Confira tudo o que você precisa saber sobre a Groenlândia e sua importância para os Estados Unidos neste artigo.
O porta-voz lembrou que Pequim já expressou repetidamente sua posição sobre a Groenlândia e ressaltou que a questão deve ser resolvida de acordo com as normas do direito internacional.
"O direito internacional, baseado nos propósitos e princípios da Carta das Nações Unidas, constitui a base da ordem internacional atual e deve ser defendido", afirmou. Guo insistiu ainda que os EUA deveriam "deixar de usar a chamada 'ameaça chinesa' como pretexto para obter benefícios próprios".
A declaração de Guo já havia sido defendida pelo ministro das Relações Exteriores da Dinamarca, Lars Lokke Rasmussen, que rebateu as alegações de Trump na última quarta-feira (14), dizendo que a narrativa sobre a presença de navios chineses na Groenlândia não é verdadeira.
A ameaça que rachou a OTAN
- Trump tem insistido em conseguir, "de um jeito ou de outro", que a Groenlândia passe a fazer parte dos Estados Unidos, alegando que barcos de várias nações navegam perto da costa norte americana e que, por isso, Washington precisa "ficar atento". "Sim, precisamos da Groenlândia, absolutamente. Precisamos dela para nossa defesa", reforçou Trump. O presidente deixou claro que não descarta a via militar para se apropriar do território, embora promova preferencialmente a via de um acordo financeiro.
- França, Alemanha, Suécia e Noruega se juntaram em uma missão militar de treinamento na Groenlândia na quinta-feira (15), denominada 'Arctic Endurance'. Como parte da Dinamarca, o território é protegido pela OTAN.

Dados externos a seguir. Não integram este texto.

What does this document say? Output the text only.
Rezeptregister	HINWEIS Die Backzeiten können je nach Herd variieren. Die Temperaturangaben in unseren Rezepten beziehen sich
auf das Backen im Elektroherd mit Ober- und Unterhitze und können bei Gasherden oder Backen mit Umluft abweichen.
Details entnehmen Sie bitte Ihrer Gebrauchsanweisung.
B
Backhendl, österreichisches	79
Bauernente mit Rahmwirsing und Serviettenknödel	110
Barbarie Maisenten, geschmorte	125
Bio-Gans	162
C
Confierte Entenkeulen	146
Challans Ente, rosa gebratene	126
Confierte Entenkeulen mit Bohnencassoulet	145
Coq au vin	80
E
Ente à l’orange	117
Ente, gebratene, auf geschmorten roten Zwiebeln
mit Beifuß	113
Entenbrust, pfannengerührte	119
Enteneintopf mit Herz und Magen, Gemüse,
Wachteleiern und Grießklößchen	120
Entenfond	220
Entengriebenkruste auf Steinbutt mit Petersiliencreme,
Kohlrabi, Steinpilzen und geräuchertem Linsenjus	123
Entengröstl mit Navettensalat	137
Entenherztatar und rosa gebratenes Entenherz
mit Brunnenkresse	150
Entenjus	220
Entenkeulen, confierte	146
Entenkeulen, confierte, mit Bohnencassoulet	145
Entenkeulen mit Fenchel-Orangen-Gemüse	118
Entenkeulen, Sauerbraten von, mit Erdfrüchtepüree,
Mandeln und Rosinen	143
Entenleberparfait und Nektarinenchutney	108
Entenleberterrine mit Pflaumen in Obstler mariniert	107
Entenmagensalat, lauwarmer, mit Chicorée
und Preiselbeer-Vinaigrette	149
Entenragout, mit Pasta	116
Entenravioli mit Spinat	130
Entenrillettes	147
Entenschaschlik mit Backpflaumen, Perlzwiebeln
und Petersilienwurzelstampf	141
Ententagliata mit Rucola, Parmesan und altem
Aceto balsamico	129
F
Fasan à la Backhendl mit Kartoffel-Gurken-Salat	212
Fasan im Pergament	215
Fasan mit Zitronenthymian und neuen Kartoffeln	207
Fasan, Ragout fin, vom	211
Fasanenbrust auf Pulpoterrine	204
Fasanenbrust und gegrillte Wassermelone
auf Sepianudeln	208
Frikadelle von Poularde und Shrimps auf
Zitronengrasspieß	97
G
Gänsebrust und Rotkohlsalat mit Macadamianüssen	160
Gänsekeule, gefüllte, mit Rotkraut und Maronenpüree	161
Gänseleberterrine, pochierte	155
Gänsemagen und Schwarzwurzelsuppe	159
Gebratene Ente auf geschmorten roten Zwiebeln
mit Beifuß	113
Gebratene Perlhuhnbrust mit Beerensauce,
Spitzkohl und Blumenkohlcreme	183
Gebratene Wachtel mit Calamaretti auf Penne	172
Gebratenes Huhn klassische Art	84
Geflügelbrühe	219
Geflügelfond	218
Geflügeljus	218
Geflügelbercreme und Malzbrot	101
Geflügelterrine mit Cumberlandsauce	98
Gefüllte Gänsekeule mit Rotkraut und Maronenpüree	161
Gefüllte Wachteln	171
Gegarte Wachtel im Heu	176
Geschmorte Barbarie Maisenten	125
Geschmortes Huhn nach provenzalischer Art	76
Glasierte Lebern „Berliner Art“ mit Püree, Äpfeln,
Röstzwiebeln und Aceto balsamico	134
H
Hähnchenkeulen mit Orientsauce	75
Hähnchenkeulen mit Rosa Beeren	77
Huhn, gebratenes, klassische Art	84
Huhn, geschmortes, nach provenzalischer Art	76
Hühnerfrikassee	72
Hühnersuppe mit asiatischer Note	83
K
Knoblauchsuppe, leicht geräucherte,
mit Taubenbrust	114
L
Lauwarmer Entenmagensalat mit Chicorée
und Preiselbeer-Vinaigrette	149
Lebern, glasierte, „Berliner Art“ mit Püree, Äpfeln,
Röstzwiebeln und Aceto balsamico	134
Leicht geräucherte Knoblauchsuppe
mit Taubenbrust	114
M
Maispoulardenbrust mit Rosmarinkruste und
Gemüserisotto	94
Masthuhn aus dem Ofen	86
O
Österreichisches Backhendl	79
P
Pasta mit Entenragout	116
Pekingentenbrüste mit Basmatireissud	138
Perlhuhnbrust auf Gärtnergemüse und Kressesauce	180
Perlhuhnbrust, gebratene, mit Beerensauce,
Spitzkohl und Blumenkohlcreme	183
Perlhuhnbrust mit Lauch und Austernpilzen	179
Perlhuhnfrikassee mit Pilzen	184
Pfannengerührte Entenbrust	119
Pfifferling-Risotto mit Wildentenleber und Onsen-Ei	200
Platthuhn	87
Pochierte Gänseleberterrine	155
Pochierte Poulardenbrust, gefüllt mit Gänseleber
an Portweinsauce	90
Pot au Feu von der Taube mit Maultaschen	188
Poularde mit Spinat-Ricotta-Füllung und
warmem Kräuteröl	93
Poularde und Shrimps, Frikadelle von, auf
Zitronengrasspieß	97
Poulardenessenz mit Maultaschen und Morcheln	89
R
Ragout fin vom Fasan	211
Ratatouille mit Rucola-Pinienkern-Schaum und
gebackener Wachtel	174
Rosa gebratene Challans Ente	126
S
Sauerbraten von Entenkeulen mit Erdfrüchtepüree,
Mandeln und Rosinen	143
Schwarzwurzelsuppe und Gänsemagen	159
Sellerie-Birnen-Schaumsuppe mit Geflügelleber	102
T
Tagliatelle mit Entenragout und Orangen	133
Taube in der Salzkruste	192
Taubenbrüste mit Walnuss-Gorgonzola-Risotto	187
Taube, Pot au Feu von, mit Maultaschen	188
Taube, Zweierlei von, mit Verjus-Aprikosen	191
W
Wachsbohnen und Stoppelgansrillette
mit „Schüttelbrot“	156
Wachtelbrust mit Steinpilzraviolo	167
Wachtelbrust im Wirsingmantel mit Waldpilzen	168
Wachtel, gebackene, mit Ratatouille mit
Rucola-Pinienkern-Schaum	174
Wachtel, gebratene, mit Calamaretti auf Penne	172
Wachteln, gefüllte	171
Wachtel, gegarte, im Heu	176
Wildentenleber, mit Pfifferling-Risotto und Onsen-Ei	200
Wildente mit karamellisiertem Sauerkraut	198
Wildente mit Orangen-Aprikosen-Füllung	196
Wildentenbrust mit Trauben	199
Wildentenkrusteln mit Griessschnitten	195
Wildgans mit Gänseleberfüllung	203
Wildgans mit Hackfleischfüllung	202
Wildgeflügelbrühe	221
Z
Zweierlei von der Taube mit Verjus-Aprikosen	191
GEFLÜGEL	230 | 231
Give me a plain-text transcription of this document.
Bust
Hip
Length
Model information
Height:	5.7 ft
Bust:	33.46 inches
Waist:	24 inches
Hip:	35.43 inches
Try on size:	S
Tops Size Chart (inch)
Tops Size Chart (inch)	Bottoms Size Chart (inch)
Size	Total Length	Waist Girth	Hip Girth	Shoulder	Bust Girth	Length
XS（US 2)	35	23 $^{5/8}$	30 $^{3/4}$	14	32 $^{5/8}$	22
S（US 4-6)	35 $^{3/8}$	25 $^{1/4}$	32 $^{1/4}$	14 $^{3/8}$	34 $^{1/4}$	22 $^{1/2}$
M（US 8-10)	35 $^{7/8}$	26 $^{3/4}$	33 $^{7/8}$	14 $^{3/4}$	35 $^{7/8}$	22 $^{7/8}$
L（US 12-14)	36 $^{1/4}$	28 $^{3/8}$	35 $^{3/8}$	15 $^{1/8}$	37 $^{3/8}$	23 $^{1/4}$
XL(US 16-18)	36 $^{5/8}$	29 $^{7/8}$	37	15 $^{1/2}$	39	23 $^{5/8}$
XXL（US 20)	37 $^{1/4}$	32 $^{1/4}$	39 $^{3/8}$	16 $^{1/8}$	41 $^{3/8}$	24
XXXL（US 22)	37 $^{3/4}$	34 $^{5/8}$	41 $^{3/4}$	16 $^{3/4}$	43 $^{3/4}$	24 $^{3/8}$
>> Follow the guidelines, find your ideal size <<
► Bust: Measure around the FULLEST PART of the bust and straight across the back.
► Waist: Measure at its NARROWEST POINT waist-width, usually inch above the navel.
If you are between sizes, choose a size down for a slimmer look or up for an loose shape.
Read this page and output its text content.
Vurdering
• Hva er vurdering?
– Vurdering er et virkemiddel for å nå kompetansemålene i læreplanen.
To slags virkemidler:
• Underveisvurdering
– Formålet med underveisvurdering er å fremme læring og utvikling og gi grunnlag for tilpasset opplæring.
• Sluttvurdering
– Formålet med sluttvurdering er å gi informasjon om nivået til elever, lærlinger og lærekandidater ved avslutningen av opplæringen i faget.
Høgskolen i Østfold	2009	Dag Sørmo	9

- Trump anunciou sua resposta aos exercícios militares no sábado (17), divulgando a imposição de uma tarifa de 10% sobre todos os produtos aos países europeus que participaram do treinamento. Vigorando a partir de 1º de fevereiro, as taxas aumentariam para 25% em 1º de junho de 2026.
- Oito países afetados pelas tarifas — todos membros da OTAN — divulgaram uma declaração conjunta no domingo (18), na qual condenam as medidas de Trump por "minar as relações transatlânticas e acarretar o risco de uma perigosa espiral descendente". O presidente francês Emmanuel Macron declarou no mesmo dia que mobilizará a União Europeia para aplicar sua 'bazuca comercial' contra os Estados Unidos — um pacote de medidas poderia bloquear o acesso dos EUA aos mercados da UE.